Julius Maier zeigt sich betrübt über die Stipendiumsangelegenheit für Joseph, welche auf einige Zeit verschoben ist.


Brief Julius Maier an Vater Johann Peter Rheinberger
10. Juni 1854, München


Verehrtester Herr Rentamtmann!
Ihr verehrliches Schreiben hat mich recht betrübt, indem die Stipendiumsangelegenheit für Joseph nun auf einige Zeit verschoben wird.
Hoffentlich werden Sie recht bald von der lästigen Revision befreit werden und dann die Sache betreiben können. Sollten Sie in dieser Angelegenheit irgend welche Auskunft oder Beihülfe wünschen, die in meinen Kräften steht, so rechnen Sie sicher auf mich: ich halte es für Pflicht, für Josephs Fortkommen alles mir Mögliche zu thun!
Sollte es Ihnen möglich werden, Joseph nach Ablauf dieses Schuljahres (Juli) noch etwa 1/2 Jahr oder gar 1 Jahr hier zu lassen, so würde das für seine Laufbahn von dem unberechenbarsten Vortheil sein.
Er wird dieses Jahr mit dem sogen. Schulunterricht fertig; es wäre aber nun unerlässlich nöthig, dass er unter den Augen eines tüchtigen ehrsamen Meisters grössere Compositionen entwirft und durchbildet (dazu hat er hier bei Professor Leonhard und bei Generalmusikdirector Lachner Gelegenheit) und diese theilweisse auch hören kann.
Ebenso nöthig ist ihm gerade jetzt das häufige Anhören guter Musik. Ersteres beides ist ihm hier möglich und ich bin überzeugt, dass sich Hr.
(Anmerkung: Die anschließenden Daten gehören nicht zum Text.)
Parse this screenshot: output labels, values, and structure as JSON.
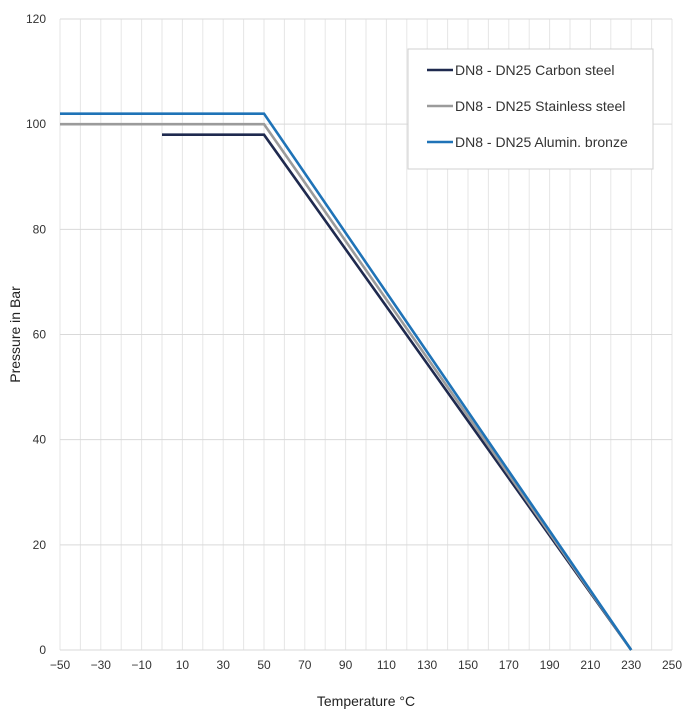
{
  "chart_data": {
    "type": "line",
    "title": "",
    "xlabel": "Temperature °C",
    "ylabel": "Pressure in Bar",
    "xlim": [
      -50,
      250
    ],
    "ylim": [
      0,
      120
    ],
    "x_ticks": [
      -50,
      -30,
      -10,
      10,
      30,
      50,
      70,
      90,
      110,
      130,
      150,
      170,
      190,
      210,
      230,
      250
    ],
    "y_ticks": [
      0,
      20,
      40,
      60,
      80,
      100,
      120
    ],
    "minor_x_step": 10,
    "grid": true,
    "legend_position": "top-right",
    "series": [
      {
        "name": "DN8 - DN25 Carbon steel",
        "color": "#1f2a4f",
        "x": [
          0,
          50,
          230
        ],
        "y": [
          98,
          98,
          0
        ]
      },
      {
        "name": "DN8 - DN25 Stainless steel",
        "color": "#9b9b9b",
        "x": [
          -50,
          50,
          230
        ],
        "y": [
          100,
          100,
          0
        ]
      },
      {
        "name": "DN8 - DN25 Alumin. bronze",
        "color": "#1f73b7",
        "x": [
          -50,
          50,
          230
        ],
        "y": [
          102,
          102,
          0
        ]
      }
    ]
  }
}
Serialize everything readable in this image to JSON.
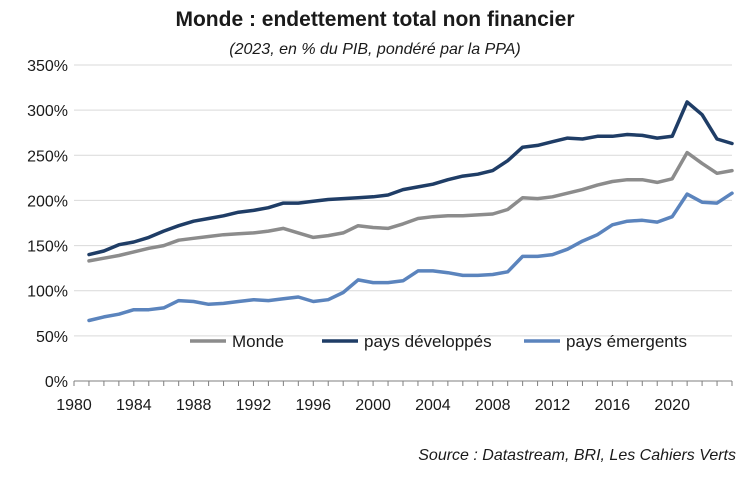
{
  "chart_data": {
    "type": "line",
    "title": "Monde : endettement total non financier",
    "subtitle": "(2023, en % du PIB, pondéré par la PPA)",
    "source": "Source : Datastream, BRI, Les Cahiers Verts",
    "xlim": [
      1980,
      2024
    ],
    "ylim": [
      0,
      350
    ],
    "x_ticks": [
      1980,
      1984,
      1988,
      1992,
      1996,
      2000,
      2004,
      2008,
      2012,
      2016,
      2020
    ],
    "x_tick_labels": [
      "1980",
      "1984",
      "1988",
      "1992",
      "1996",
      "2000",
      "2004",
      "2008",
      "2012",
      "2016",
      "2020"
    ],
    "y_ticks": [
      0,
      50,
      100,
      150,
      200,
      250,
      300,
      350
    ],
    "y_tick_labels": [
      "0%",
      "50%",
      "100%",
      "150%",
      "200%",
      "250%",
      "300%",
      "350%"
    ],
    "grid": "horizontal",
    "legend": "inside-lower-right",
    "x": [
      1981,
      1982,
      1983,
      1984,
      1985,
      1986,
      1987,
      1988,
      1989,
      1990,
      1991,
      1992,
      1993,
      1994,
      1995,
      1996,
      1997,
      1998,
      1999,
      2000,
      2001,
      2002,
      2003,
      2004,
      2005,
      2006,
      2007,
      2008,
      2009,
      2010,
      2011,
      2012,
      2013,
      2014,
      2015,
      2016,
      2017,
      2018,
      2019,
      2020,
      2021,
      2022,
      2023,
      2024
    ],
    "series": [
      {
        "name": "Monde",
        "color": "#8c8c8c",
        "values": [
          133,
          136,
          139,
          143,
          147,
          150,
          156,
          158,
          160,
          162,
          163,
          164,
          166,
          169,
          164,
          159,
          161,
          164,
          172,
          170,
          169,
          174,
          180,
          182,
          183,
          183,
          184,
          185,
          190,
          203,
          202,
          204,
          208,
          212,
          217,
          221,
          223,
          223,
          220,
          224,
          253,
          241,
          230,
          233
        ]
      },
      {
        "name": "pays développés",
        "color": "#1f3d66",
        "values": [
          140,
          144,
          151,
          154,
          159,
          166,
          172,
          177,
          180,
          183,
          187,
          189,
          192,
          197,
          197,
          199,
          201,
          202,
          203,
          204,
          206,
          212,
          215,
          218,
          223,
          227,
          229,
          233,
          244,
          259,
          261,
          265,
          269,
          268,
          271,
          271,
          273,
          272,
          269,
          271,
          309,
          295,
          268,
          263
        ]
      },
      {
        "name": "pays émergents",
        "color": "#5b84bd",
        "values": [
          67,
          71,
          74,
          79,
          79,
          81,
          89,
          88,
          85,
          86,
          88,
          90,
          89,
          91,
          93,
          88,
          90,
          98,
          112,
          109,
          109,
          111,
          122,
          122,
          120,
          117,
          117,
          118,
          121,
          138,
          138,
          140,
          146,
          155,
          162,
          173,
          177,
          178,
          176,
          182,
          207,
          198,
          197,
          208
        ]
      }
    ]
  }
}
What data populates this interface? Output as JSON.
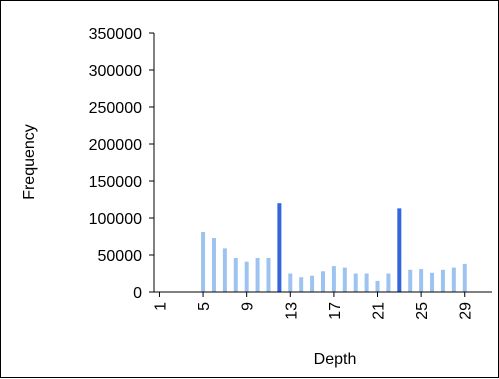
{
  "chart_data": {
    "type": "bar",
    "title": "",
    "xlabel": "Depth",
    "ylabel": "Frequency",
    "ylim": [
      0,
      350000
    ],
    "yticks": [
      0,
      50000,
      100000,
      150000,
      200000,
      250000,
      300000,
      350000
    ],
    "xlim": [
      1,
      31
    ],
    "xticks": [
      1,
      5,
      9,
      13,
      17,
      21,
      25,
      29
    ],
    "grid": false,
    "legend": "none",
    "colors": {
      "normal": "#9DC3F0",
      "highlight": "#3366DD",
      "axis": "#000000"
    },
    "x": [
      5,
      6,
      7,
      8,
      9,
      10,
      11,
      12,
      13,
      14,
      15,
      16,
      17,
      18,
      19,
      20,
      21,
      22,
      23,
      24,
      25,
      26,
      27,
      28,
      29
    ],
    "values": [
      81000,
      73000,
      59000,
      46000,
      41000,
      46000,
      46000,
      120000,
      25000,
      20000,
      22000,
      28000,
      35000,
      33000,
      25000,
      25000,
      15000,
      25000,
      113000,
      30000,
      31000,
      26000,
      30000,
      33000,
      38000
    ],
    "highlighted": [
      12,
      23
    ]
  }
}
Generaldirector Lachner sehr für ihn interessiren wird.

Sollte aber Joseph unmittelbar nach Schluss dieses Schuljahres genöthigt sein, in Vaduz Unterricht zu ertheilen, so ist, ich muss Ihnen das wiederholen, seine künstlerische Zukunft sehr in Frage gestellt.
Mit dem aufrichtigen Wunsche, Sie möchten diese Zeilen nur meiner herzlichen Theilnahme für Ihr Kind zuschreiben, grüsse ich Sie.